Jean-Baptiste Le Garff

1887-1916
Soldat de 2e classe
11e Groupe spécial

Né à Lorient, le 21 novembre 1887, de Jean, Baptiste Le Garff, âgé de vingt-neuf ans, quartier-maître canonnier de la flotte absent, et de Marie, Louise Le Crêne. Ils habitent 50 rue Edgar Quinet à Lorient.

Recrutement de lorient. Matricule 1652. Classe 1907.

Lors de son incorporation dans l’armée, le soldat Jean-Baptiste Le Garff est décrit comme ayant  les cheveux et les sourcils châtains, les yeux gris, le front ordinaire, le nez moyen, la bouche moyenne, le menton rond et le visage ovale. Il mesure 1 m 70.

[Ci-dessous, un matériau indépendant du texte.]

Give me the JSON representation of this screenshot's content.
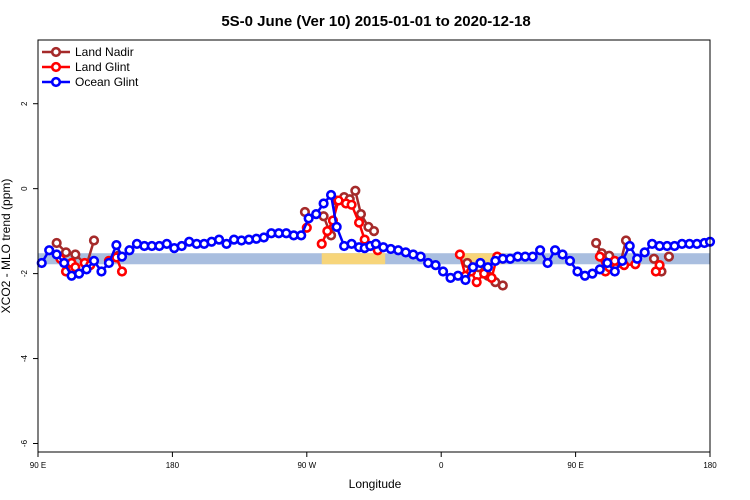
{
  "chart_data": {
    "type": "line",
    "title": "5S-0 June (Ver 10)   2015-01-01 to 2020-12-18",
    "xlabel": "Longitude",
    "ylabel": "XCO2 - MLO trend (ppm)",
    "xlim": [
      0,
      360
    ],
    "ylim": [
      -6.2,
      3.5
    ],
    "x_ticks": [
      {
        "value": 0,
        "label": "90 E"
      },
      {
        "value": 72,
        "label": "180"
      },
      {
        "value": 144,
        "label": "90 W"
      },
      {
        "value": 216,
        "label": "0"
      },
      {
        "value": 288,
        "label": "90 E"
      },
      {
        "value": 360,
        "label": "180"
      }
    ],
    "y_ticks": [
      {
        "value": 2,
        "label": "2"
      },
      {
        "value": 0,
        "label": "0"
      },
      {
        "value": -2,
        "label": "-2"
      },
      {
        "value": -4,
        "label": "-4"
      },
      {
        "value": -6,
        "label": "-6"
      }
    ],
    "grid": false,
    "legend": "top-left",
    "bands": [
      {
        "name": "ocean-band",
        "x": [
          0,
          360
        ],
        "y": [
          -1.78,
          -1.52
        ],
        "color": "#a9bedf"
      },
      {
        "name": "land-band-1",
        "x": [
          152,
          186
        ],
        "y": [
          -1.78,
          -1.52
        ],
        "color": "#f7d57a"
      },
      {
        "name": "land-band-2",
        "x": [
          228,
          250
        ],
        "y": [
          -1.78,
          -1.52
        ],
        "color": "#f7d57a"
      }
    ],
    "series": [
      {
        "name": "Land Nadir",
        "color": "#a52a2a",
        "segments": [
          {
            "x": [
              10,
              15,
              20,
              26
            ],
            "y": [
              -1.28,
              -1.5,
              -1.55,
              -1.8
            ]
          },
          {
            "x": [
              26,
              30
            ],
            "y": [
              -1.8,
              -1.22
            ]
          },
          {
            "x": [
              43
            ],
            "y": [
              -1.58
            ]
          },
          {
            "x": [
              143
            ],
            "y": [
              -0.55
            ]
          },
          {
            "x": [
              153,
              157,
              160,
              164,
              167,
              170,
              173,
              177,
              180
            ],
            "y": [
              -0.65,
              -1.1,
              -0.28,
              -0.2,
              -0.25,
              -0.05,
              -0.6,
              -0.9,
              -1.0
            ]
          },
          {
            "x": [
              230,
              236,
              241
            ],
            "y": [
              -1.75,
              -1.85,
              -2.05
            ]
          },
          {
            "x": [
              245,
              249
            ],
            "y": [
              -2.2,
              -2.28
            ]
          },
          {
            "x": [
              299,
              302,
              306,
              312,
              315
            ],
            "y": [
              -1.28,
              -1.52,
              -1.58,
              -1.75,
              -1.22
            ]
          },
          {
            "x": [
              330,
              334
            ],
            "y": [
              -1.65,
              -1.95
            ]
          },
          {
            "x": [
              338
            ],
            "y": [
              -1.6
            ]
          }
        ]
      },
      {
        "name": "Land Glint",
        "color": "#ff0000",
        "segments": [
          {
            "x": [
              12,
              15,
              18,
              20
            ],
            "y": [
              -1.65,
              -1.95,
              -1.75,
              -1.85
            ]
          },
          {
            "x": [
              25,
              28
            ],
            "y": [
              -1.75,
              -1.8
            ]
          },
          {
            "x": [
              38,
              42,
              45
            ],
            "y": [
              -1.7,
              -1.62,
              -1.95
            ]
          },
          {
            "x": [
              144
            ],
            "y": [
              -0.92
            ]
          },
          {
            "x": [
              152,
              155,
              158,
              161,
              165,
              168,
              172,
              175,
              178,
              182
            ],
            "y": [
              -1.3,
              -1.0,
              -0.75,
              -0.28,
              -0.35,
              -0.38,
              -0.8,
              -1.2,
              -1.35,
              -1.45
            ]
          },
          {
            "x": [
              226,
              229,
              232,
              235,
              239,
              243,
              246
            ],
            "y": [
              -1.55,
              -2.05,
              -1.95,
              -2.2,
              -2.0,
              -2.1,
              -1.6
            ]
          },
          {
            "x": [
              301,
              304,
              306,
              309,
              314,
              320
            ],
            "y": [
              -1.6,
              -1.95,
              -1.85,
              -1.7,
              -1.8,
              -1.78
            ]
          },
          {
            "x": [
              331,
              333
            ],
            "y": [
              -1.95,
              -1.8
            ]
          }
        ]
      },
      {
        "name": "Ocean Glint",
        "color": "#0000ff",
        "segments": [
          {
            "x": [
              2,
              6,
              10,
              14,
              18,
              22,
              26,
              30,
              34,
              38,
              42,
              45,
              49,
              53,
              57,
              61,
              65,
              69,
              73,
              77,
              81,
              85,
              89,
              93,
              97,
              101,
              105,
              109,
              113,
              117,
              121,
              125,
              129,
              133,
              137,
              141,
              145,
              149,
              153,
              157,
              160,
              164,
              168,
              172,
              175,
              178,
              181,
              185,
              189,
              193,
              197,
              201,
              205,
              209,
              213,
              217,
              221,
              225,
              229,
              233,
              237,
              241,
              245,
              249,
              253,
              257,
              261,
              265,
              269,
              273,
              277,
              281,
              285,
              289,
              293,
              297,
              301,
              305,
              309,
              313,
              317,
              321,
              325,
              329,
              333,
              337,
              341,
              345,
              349,
              353,
              357,
              360
            ],
            "y": [
              -1.75,
              -1.45,
              -1.55,
              -1.75,
              -2.05,
              -2.0,
              -1.9,
              -1.7,
              -1.95,
              -1.75,
              -1.33,
              -1.6,
              -1.45,
              -1.3,
              -1.35,
              -1.35,
              -1.35,
              -1.3,
              -1.4,
              -1.35,
              -1.25,
              -1.3,
              -1.3,
              -1.25,
              -1.2,
              -1.3,
              -1.2,
              -1.22,
              -1.2,
              -1.18,
              -1.15,
              -1.05,
              -1.05,
              -1.05,
              -1.1,
              -1.1,
              -0.7,
              -0.6,
              -0.35,
              -0.15,
              -0.9,
              -1.35,
              -1.3,
              -1.38,
              -1.4,
              -1.35,
              -1.3,
              -1.38,
              -1.42,
              -1.45,
              -1.5,
              -1.55,
              -1.6,
              -1.75,
              -1.8,
              -1.95,
              -2.1,
              -2.05,
              -2.15,
              -1.85,
              -1.75,
              -1.85,
              -1.7,
              -1.65,
              -1.65,
              -1.6,
              -1.6,
              -1.6,
              -1.45,
              -1.75,
              -1.45,
              -1.55,
              -1.7,
              -1.95,
              -2.05,
              -2.0,
              -1.9,
              -1.75,
              -1.95,
              -1.7,
              -1.35,
              -1.65,
              -1.5,
              -1.3,
              -1.35,
              -1.35,
              -1.35,
              -1.3,
              -1.3,
              -1.3,
              -1.28,
              -1.25
            ]
          }
        ]
      }
    ]
  }
}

Le 2e Régiment d’infanterie coloniale

Le 24 décembre 1907, il s’engage pour cinq ans à Lorient au 2e régiment d’infanterie coloniale et fait campagne au Tonkin du 30 octobre 1909 au 1er octobre 1912. Le 1er janvier 1911, il est condamné par le Conseil de guerre du Tonkin siégeant à Hanoï, à 6 mois de prison pour «Outrages envers son supérieur pendant le service.»  Après avoir purgé sa peine, il est affecté, le 17 février 1911 au 9e RIC. Le 20 août 1912, il rejoint à nouveau le 2e régiment d’infanterie coloniale et retrouve la vie civile en octobre 1912. Le certificat de bonne conduite lui est refusé. Il revient à Lorient,  s’installe au 60 rue de Brest et travaille comme charpentier.

Le 26 juillet 1912, Son engagement volontaire est résilié par décision du Général de division commandant supérieur. Il n’obtiendra pas son certificat de bonne conduite.

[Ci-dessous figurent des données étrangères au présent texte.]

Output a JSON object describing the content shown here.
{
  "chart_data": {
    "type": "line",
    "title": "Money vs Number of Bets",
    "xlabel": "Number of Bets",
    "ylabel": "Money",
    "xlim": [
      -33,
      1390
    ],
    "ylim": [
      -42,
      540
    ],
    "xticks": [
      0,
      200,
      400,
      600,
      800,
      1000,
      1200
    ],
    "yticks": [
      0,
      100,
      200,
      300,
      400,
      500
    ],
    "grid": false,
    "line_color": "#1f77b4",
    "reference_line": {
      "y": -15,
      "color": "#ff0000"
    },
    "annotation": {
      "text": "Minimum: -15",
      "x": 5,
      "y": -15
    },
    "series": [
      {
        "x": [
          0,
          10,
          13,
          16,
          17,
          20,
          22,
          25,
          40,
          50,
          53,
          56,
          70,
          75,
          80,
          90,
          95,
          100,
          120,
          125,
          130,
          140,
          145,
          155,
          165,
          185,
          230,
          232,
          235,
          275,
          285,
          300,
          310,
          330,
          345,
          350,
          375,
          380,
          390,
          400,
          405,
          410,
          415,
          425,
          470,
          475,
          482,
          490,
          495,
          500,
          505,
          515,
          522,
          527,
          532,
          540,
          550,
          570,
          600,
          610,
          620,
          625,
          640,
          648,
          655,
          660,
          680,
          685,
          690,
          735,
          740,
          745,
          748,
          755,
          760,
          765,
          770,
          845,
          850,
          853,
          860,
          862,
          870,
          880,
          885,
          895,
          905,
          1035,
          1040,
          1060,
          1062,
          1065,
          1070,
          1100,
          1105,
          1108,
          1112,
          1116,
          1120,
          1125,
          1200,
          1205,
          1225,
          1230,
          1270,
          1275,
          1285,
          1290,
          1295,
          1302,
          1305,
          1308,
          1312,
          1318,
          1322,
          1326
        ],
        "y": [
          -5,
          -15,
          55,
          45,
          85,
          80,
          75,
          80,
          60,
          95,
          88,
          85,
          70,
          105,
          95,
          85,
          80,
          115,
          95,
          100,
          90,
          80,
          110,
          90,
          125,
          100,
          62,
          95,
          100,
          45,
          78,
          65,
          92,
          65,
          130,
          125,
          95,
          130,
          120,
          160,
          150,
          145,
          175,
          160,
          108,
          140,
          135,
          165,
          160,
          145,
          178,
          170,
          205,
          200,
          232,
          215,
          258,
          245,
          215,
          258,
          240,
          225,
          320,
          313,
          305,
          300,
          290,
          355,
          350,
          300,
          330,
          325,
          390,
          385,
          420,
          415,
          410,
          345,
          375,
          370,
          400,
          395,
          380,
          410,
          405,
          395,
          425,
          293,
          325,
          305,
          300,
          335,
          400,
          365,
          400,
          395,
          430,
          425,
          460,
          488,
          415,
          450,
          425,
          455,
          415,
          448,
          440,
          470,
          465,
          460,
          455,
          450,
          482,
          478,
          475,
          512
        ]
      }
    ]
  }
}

Renvoyé dans ses foyers à Lorient, 60 rue de Brest, il travaille comme charpentier.

La Cour d’Assises du Morbihan

Le 7 septembre 1913, il est condamné par la Cour d’Assises du Morbihan à trois mois de prison pour des vols d’huitres.

La mobilisation

Il est mobilisé en août 1914 et affecté au 11e Groupe Spécial. Ce groupe correspond au 11e corps d’armée et est essentiellement constitué de condamnés-réservistes provenant des secteurs de Lorient, Vannes, Brest, Quimper, Nantes etc. Il rejoint son affectation le 7 août 1914 et fait campagne contre l’Allemagne du 7 août 1914 au 14 juillet 1916.

Condamné à mort

Le 12 septembre 1916, il est condamné à mort par le 1er conseil de guerre de l’Amalat d’Oujda au Maroc pour «Voies de fait, à l’occasion du service, envers un supérieur.» Il introduit un recours en grâce qui est rejeté le 31 octobre 1916.

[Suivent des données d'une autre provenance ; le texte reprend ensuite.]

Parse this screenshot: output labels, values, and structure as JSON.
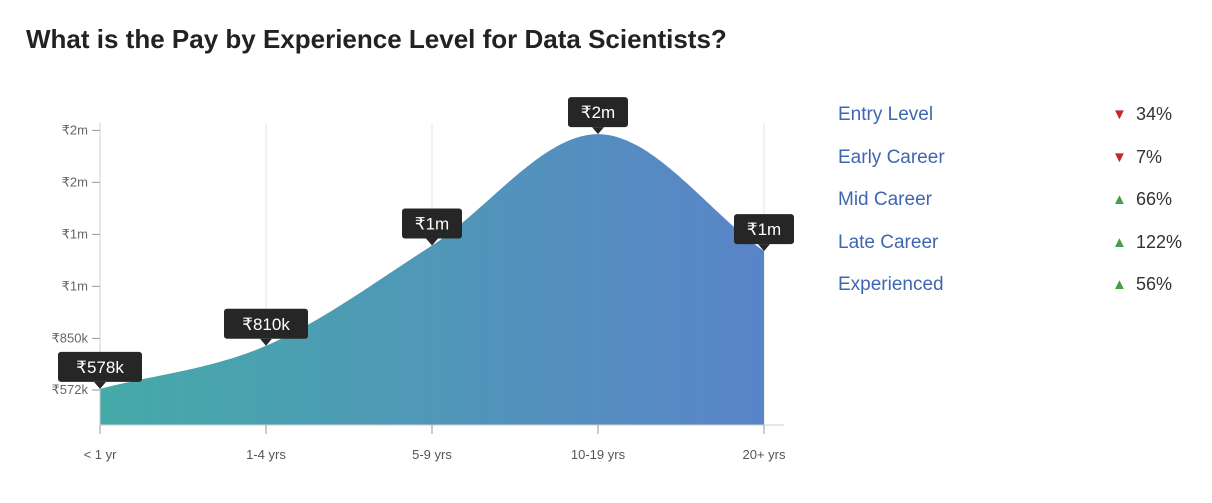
{
  "chart_data": {
    "type": "area",
    "title": "What is the Pay by Experience Level for Data Scientists?",
    "categories": [
      "< 1 yr",
      "1-4 yrs",
      "5-9 yrs",
      "10-19 yrs",
      "20+ yrs"
    ],
    "values": [
      578000,
      810000,
      1350000,
      1950000,
      1320000
    ],
    "data_labels": [
      "₹578k",
      "₹810k",
      "₹1m",
      "₹2m",
      "₹1m"
    ],
    "y_ticks": [
      {
        "value": 572000,
        "label": "₹572k"
      },
      {
        "value": 850000,
        "label": "₹850k"
      },
      {
        "value": 1130000,
        "label": "₹1m"
      },
      {
        "value": 1410000,
        "label": "₹1m"
      },
      {
        "value": 1690000,
        "label": "₹2m"
      },
      {
        "value": 1970000,
        "label": "₹2m"
      }
    ],
    "ylim": [
      380000,
      2000000
    ],
    "grid": "vertical",
    "colors": {
      "area_start": "#45aaa8",
      "area_end": "#5a84c8",
      "label_bg": "#262626"
    }
  },
  "legend": {
    "items": [
      {
        "name": "Entry Level",
        "direction": "down",
        "arrow": "▼",
        "change": "34%"
      },
      {
        "name": "Early Career",
        "direction": "down",
        "arrow": "▼",
        "change": "7%"
      },
      {
        "name": "Mid Career",
        "direction": "up",
        "arrow": "▲",
        "change": "66%"
      },
      {
        "name": "Late Career",
        "direction": "up",
        "arrow": "▲",
        "change": "122%"
      },
      {
        "name": "Experienced",
        "direction": "up",
        "arrow": "▲",
        "change": "56%"
      }
    ]
  }
}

Un télégramme du 27 octobre 1916 précise que le Président de la République refuse le recours en grâce de Jean-Baptiste Le Garff. Une lettre officielle suit le 31 octobre 1916.

Fusillé pour l’exemple

Il sera fusillé le 30 octobre 1916 au champ de tir près du camp d’Oudjda à l’âge de 28 ans.